Teratec (Philippe Varin)

« Le paradoxe du numérique est que l'on a en France les meilleurs cerveaux, intégrateurs et providers de solutions et la start-up nation mais on a eu des surprises au niveau des territoires dans les têtes de filières », analyse Philippe Varin, président de France Industrie dans une allocution sur le forum Teratec 2019. (crédit : D.F.)

Le calcul haute performance comme élément de différenciation pour l'industrie française

Après 20 ans de déclin, l'industrie française panse petit à petit ses plaies, même si du chemin reste à faire. « Le déclin est enrayé, depuis 2 ans on créé plus de sites que l'on détruit avec 250 000 emplois bruts par an et un net après destruction d'emplois qui est positif », a indiqué de son côté Philippe Varin, président de France Industrie, invité pour un point sur la reconquête industrielle de la France. Cette dernière s'appuiera notamment sur le numérique, même si cela prendra du temps. « Le paradoxe du numérique est que l'on a en France les meilleurs cerveaux, intégrateurs et providers de solutions et la start-up nation mais on a eu des surprises au niveau des territoires dans les têtes de filières. Si l'aéronautique et l'automobile sont numérisées, ce n'est pas le cas pour le naval, l'alimentaire, le nucléaire, un peu dans la santé avec plus de data disponibles. Pour résoudre cette situation, des diagnostics numériques vont être étendus à 10 000 ETI, pilotés par les régions avec le soutien de Bpifrance qui met 80 millions d'euros dans des projets robots, 5G et simulation numérique ». Et Philippe Varin d'annoncer : « Le calcul haute performance est un élément de différenciation, il n'y a pas d'industrie forte qui ne soit pas numérisée. »

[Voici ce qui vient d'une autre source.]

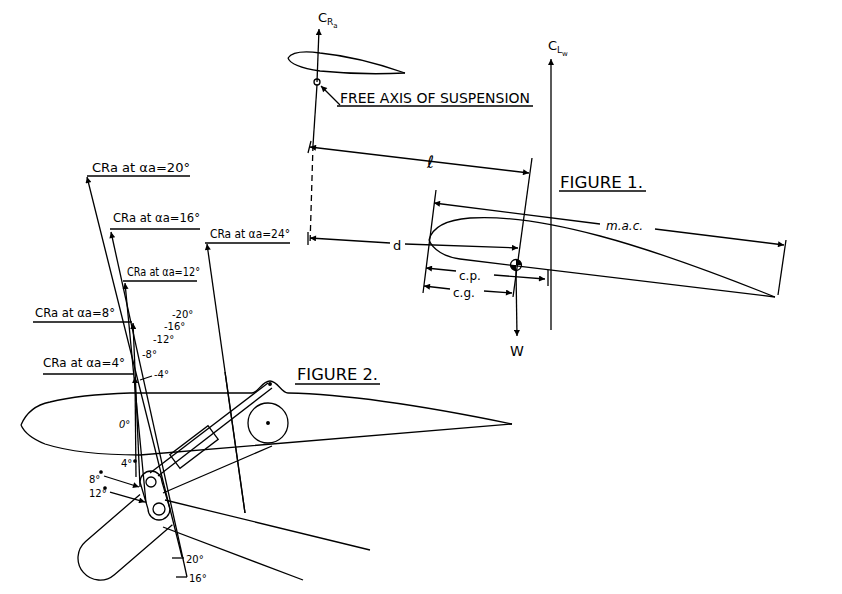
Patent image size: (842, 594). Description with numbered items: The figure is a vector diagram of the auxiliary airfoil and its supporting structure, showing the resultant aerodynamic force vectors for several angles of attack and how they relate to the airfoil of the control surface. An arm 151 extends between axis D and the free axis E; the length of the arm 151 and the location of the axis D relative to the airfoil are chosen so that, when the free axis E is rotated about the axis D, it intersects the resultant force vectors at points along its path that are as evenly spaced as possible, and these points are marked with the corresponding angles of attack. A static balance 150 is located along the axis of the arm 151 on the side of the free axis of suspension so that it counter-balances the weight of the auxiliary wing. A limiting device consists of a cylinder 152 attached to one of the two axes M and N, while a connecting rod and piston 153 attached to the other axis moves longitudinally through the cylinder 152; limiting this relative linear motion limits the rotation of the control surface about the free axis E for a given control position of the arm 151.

The static balance 150 is at (130, 556).
The arm 151 is at (241, 480).
The cylinder 152 is at (198, 458).
The connecting rod and piston 153 is at (236, 462).
The axis M is at (143, 466).
The free axis E is at (176, 546).
The axis N is at (269, 382).
The axis D is at (268, 423).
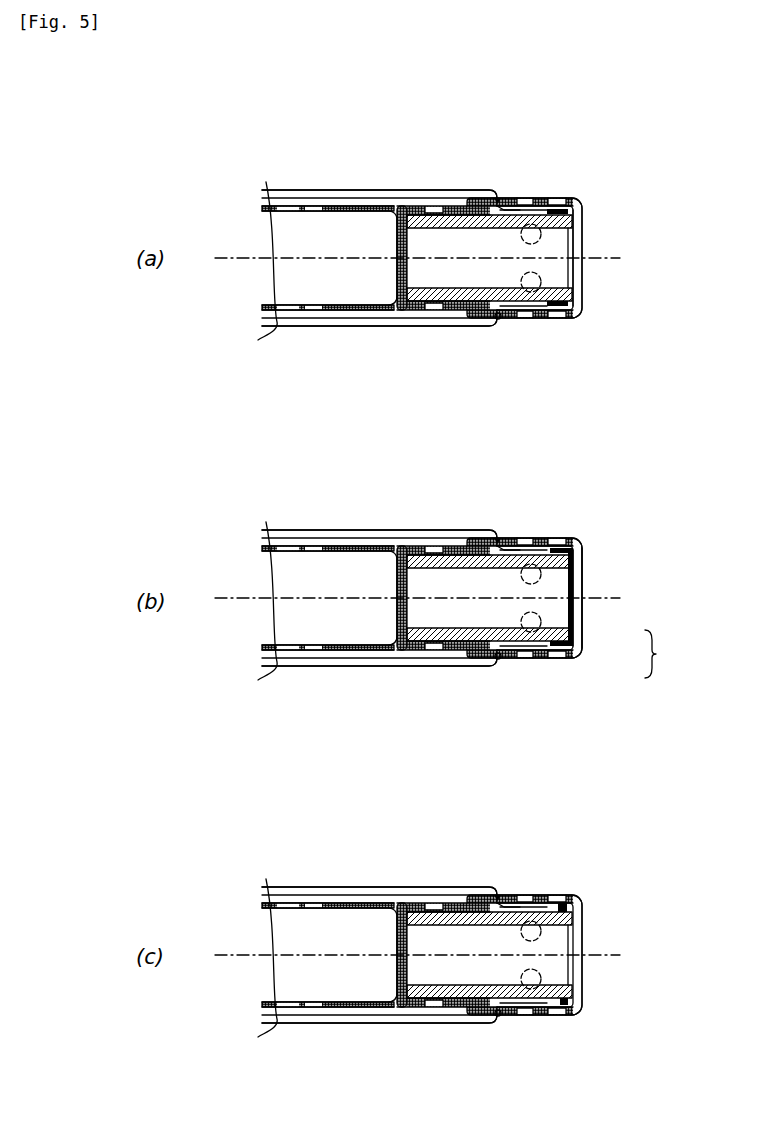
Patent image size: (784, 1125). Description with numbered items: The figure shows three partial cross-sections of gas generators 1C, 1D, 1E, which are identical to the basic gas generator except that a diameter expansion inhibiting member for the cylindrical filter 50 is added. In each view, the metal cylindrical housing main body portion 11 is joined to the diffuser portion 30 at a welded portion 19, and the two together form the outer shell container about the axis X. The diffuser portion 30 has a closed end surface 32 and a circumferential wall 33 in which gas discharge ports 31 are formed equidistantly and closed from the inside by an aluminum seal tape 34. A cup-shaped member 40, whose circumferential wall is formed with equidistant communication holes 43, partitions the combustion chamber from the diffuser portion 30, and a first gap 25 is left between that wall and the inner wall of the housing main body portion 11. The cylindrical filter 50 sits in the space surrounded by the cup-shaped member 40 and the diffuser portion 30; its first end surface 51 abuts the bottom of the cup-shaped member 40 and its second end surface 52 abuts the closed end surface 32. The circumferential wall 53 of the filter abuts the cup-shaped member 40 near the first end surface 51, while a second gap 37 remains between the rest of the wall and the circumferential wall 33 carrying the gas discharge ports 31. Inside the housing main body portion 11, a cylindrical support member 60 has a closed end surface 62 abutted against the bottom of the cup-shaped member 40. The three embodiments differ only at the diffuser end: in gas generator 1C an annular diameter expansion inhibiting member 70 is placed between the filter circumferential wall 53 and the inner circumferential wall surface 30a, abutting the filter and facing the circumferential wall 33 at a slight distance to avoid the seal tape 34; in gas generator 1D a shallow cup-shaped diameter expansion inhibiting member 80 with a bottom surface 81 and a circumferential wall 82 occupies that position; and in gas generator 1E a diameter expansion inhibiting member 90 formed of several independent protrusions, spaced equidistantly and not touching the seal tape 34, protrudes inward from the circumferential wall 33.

The gas generator 1C is at (348, 186).
The gas generator 1D is at (422, 566).
The gas generator 1E is at (422, 923).
The cylindrical housing main body portion 11 is at (310, 190).
The welded portion 19 is at (499, 320).
The first gap 25 is at (437, 312).
The diffuser portion 30 is at (584, 198).
The inner circumferential wall surface 30a is at (570, 308).
The gas discharge ports 31 is at (528, 199).
The closed end surface 32 is at (559, 236).
The circumferential wall 33 is at (556, 320).
The seal tape 34 is at (517, 303).
The second gap 37 is at (495, 206).
The cup-shaped member 40 is at (405, 312).
The communication holes 43 is at (434, 206).
The cylindrical filter 50 is at (461, 227).
The first end surface 51 is at (399, 299).
The second end surface 52 is at (568, 302).
The circumferential wall 53 is at (488, 304).
The cylindrical support member 60 is at (330, 212).
The closed end surface 62 is at (392, 227).
The annular diameter expansion inhibiting member 70 is at (559, 209).
The cup-shaped diameter expansion inhibiting member 80 is at (664, 654).
The bottom surface 81 is at (573, 622).
The circumferential wall 82 is at (567, 648).
The diameter expansion inhibiting member 90 is at (562, 901).
The axis X is at (427, 608).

Pour relever les enjeux du HPC, la question du financement se pose immanquablement, mais également celle de l'engagement au niveau européen pour soutenir l'ensemble de la filière face à l'émergence des Etats-Unis, de la Chine ou encore de l'Inde dans ce domaine. C'est justement une des raisons qui a poussé la communauté européenne à unir les forces de ses pays membres dans une position commune pour le HPC, comme l'a rappelé la commissaire à la société et à l'économie numériques, Mariya Gabriel, dans une allocution enregistrée diffusée sur le forum Teratec. 

Teratec EuroHPC

L'initiative EuroHPC a pour ambition de favoriser l'émergence d'une filière commune entre les états membres de la communauté européenne pour lutter contre les initiatives américaine et chinoise en particulier. (crédit : D.F.)

Un supercalculateur de 60 Pflops possible en France

« L'UE a lancé à l'automne dernier EuroHPC qui porte la très grande ambition européenne en équipement supply chain, application, HPDA, big data et HPC qui revêt une importance stratégique », a expliqué Mariya Gabriel. « Dans un monde de plus en plus concurrentiel, l'avantage compétitif passe par la maîtrise du big data, la capacité d'innovation et la productivité industrielle dont le calcul HPC est un point commun et l'Europe un terrain privilégié des avancées technologiques pour être à la pointe industrielle, de la médecine, de la climatologie, de l'espace... »

Pour s'assurer que l'Europe ne prenne pas de retard dans ce domaine, des investissements sont effectués dans le HPC, soit 1,4 milliard d'euros sur la période 2019-2020 et 5 milliards supplémentaires entre 2021-2026 devant permettre à financer 3 supercalculateurs pre-exascale en Italie, en Espagne et en Finlande. La France n'est pas en reste avec le Tera-1000-2 du CEA et le tout dernier Joliot-Curie (remplaçant du Curie) basé sur un Bull Sequana et hébergé au CEA, conçu par Atos pour le Genci et dont la puissance de crête atteint 9,4 Pflops. « Sa capacité de production n'a rien à envier aux productions chinoises ou américaines et Atos-Bull serait aussi capable de faire du 60 Pflops pour autant qu'une entreprise soit prête à payer », pointe Daniel Verwaerde.